At 10:00, something was started.
And at 11:00, the same activity was finished. Using all these attributes, you build up a trace of the events, which you can analyze using process mining techniques. However, you usually don’t get your data already in an event log format. So you usually get data in a tabular form like this. You have several columns. And in this example, the first column is, for instance, the card ID. The second column, the action, what happened. The third column, the time stamp. The fourth column, the location. And the fifth column, the card balance after activity. But here, we can recognize the key concepts that we discussed earlier.
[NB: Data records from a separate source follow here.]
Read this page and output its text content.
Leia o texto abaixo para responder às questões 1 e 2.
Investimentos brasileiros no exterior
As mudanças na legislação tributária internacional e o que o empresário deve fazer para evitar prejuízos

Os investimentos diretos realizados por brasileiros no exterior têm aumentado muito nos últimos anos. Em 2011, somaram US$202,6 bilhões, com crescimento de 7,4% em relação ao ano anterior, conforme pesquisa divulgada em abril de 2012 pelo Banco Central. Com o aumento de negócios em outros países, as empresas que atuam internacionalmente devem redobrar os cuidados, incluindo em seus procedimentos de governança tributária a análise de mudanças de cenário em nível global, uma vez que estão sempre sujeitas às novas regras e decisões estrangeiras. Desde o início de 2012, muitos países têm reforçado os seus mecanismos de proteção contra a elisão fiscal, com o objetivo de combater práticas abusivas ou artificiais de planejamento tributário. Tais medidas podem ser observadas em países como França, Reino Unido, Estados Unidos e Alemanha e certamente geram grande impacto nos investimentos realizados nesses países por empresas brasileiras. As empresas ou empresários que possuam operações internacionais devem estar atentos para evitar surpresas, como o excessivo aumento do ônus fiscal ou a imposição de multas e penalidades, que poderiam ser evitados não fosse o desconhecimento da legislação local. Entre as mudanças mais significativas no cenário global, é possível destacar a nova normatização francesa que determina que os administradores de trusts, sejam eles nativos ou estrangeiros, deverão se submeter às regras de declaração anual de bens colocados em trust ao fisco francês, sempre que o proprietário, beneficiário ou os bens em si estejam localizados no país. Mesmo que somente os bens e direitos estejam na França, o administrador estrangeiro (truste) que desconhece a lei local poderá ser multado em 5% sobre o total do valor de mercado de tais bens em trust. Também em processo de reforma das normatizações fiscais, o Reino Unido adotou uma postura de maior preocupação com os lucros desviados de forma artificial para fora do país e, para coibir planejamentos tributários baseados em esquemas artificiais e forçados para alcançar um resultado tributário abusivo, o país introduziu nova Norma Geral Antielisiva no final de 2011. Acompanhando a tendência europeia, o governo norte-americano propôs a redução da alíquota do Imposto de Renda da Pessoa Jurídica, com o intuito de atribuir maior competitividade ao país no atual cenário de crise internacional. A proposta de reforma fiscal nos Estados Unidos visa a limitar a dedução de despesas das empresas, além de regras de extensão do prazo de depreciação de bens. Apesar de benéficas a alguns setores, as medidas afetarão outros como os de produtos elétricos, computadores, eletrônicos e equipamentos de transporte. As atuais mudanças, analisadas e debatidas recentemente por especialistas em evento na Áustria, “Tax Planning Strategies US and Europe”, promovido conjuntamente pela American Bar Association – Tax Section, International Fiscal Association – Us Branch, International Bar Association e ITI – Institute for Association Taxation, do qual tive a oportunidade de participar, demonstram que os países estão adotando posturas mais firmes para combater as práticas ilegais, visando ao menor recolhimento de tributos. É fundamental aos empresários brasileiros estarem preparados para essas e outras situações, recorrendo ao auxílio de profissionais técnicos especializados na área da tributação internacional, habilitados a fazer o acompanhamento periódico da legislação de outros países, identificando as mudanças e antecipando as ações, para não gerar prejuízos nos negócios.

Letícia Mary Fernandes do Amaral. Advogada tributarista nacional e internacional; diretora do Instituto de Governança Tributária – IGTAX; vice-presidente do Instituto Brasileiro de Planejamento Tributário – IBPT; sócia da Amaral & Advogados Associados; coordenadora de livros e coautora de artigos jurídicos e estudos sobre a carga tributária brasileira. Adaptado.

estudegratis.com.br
For instance, the first column is actually the trace ID, for which card did the particular action happen. The second column is the event or the activity that happened, check-in, check-out, buying a card. The third column is the time stamp, when did this happen. The other columns can be considered extra attributes. And you can use these in your analysis later on if you want, but you can also leave them out. So it’s important that you recognize the first three columns, the trace identifier, the activity that happened, and when did it happen. These three columns are the minimal requirement for an event log. All the rest, you can use, but it’s not required. It’s not necessary.
So to recap, event logs are recorded usually in the XES event log format, that’s what ProM works with. An XES event log consists of traces, and a trace consists of events. The trace can have a name and other attributes. And each event has a name, the timestamp when it happened, the resource that executed this– but this is optional– and the lifecycle transition that the event records– for instance, starting or completion of an activity. Also, this attribute is optional. So, now you know the key ingredients of an event log, and this will help you in the extraction phase. Don’t worry, however, in later lectures, we will cover this in a bit more detail.
But now you know what key ingredients there are to be expected in an event log. Hope to see you again in the next lecture.